Living Inside Myself


So, I'm the type of guy who can switch from chilling in bed with a beer at sunset to pancakes and coffee before settling in to watch Thursday Night Football—the Icy Hot Bowl, they're calling it—with two old geezers, i.e., Flacco vs. Rodgers. Gee, if they're old, I think to myself, what does that make me? I'm no spring chicken. Hell, I'm not even autumn poultry, come to think of it.
I was thinking of that—or something along those lines—when I pulled the comforter and felt the heavy fabric snag a hangnail on the big toe of my left foot. I yelped in pain, not in the least bit comforted. Neither by the fabric nor the score of the game. But it made me think of a saying I’ve got tucked away somewhere in the back of my mental—one for occasions like this: "Life is a blanket too short..."
It’s an old sentiment, but true: no matter how you pull it, you either expose your feet to the cold air or your chest to the draft. You can never cover both. That uncomfortable gap is where I live, and it’s why I came up with my own third maxim. I already had the two I’d picked up along the way—love is for someone and trust is for self—but I needed one to describe my perpetual state of spiritual and chemical limbo. My third maxim is this: It's for single men dealing with bipolar, trying to live in the divine joy of being a Nobody in his daily Life.
Defining the Divine "Nobody"
The concept of the Nobody isn't a badge of failure; it’s a form of profound spiritual peace.
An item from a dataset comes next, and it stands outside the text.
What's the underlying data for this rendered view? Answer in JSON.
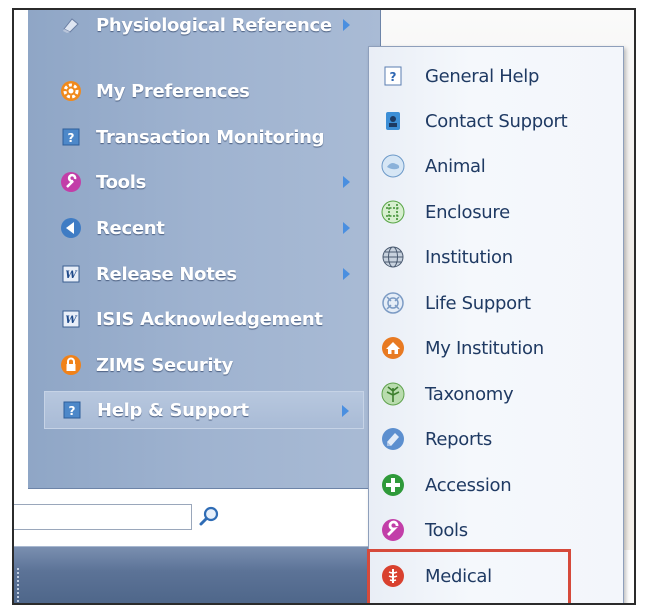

It is the ego-release. A Nobody is a man who doesn’t need to be seen, validated, or celebrated. He is content to simply be present, unburdened by the pressure to achieve "Somebody" status—to write the great American novel or run a startup or be the life of the party. The joy I speak of is found in small, ordinary moments: a good cup of coffee, the warmth of the sun, or a brief, uncomplicated thought.
But aspiring to this humble, quiet peace is a uniquely grueling task when your own mind is chemically committed to chaos. The blanket of life is not just too short; it’s perpetually on fire at one end and frozen solid at the other.
The Bipolar Friction
The cycles of my illness are a direct, powerful resistance to the quiet stability required of a Nobody.
Mania is the ultimate, loud, and confident rejection of humility. It demands I be Somebody. It’s a rush of grand ideas, obsessive projects, and an intense, almost alarming need for external validation. It’s the ego amplified to an unbearable volume, convinced of its own brilliance and destined for glory. You can't be a Nobody when your mind is convinced you’re one thought away from solving the world’s great mysteries.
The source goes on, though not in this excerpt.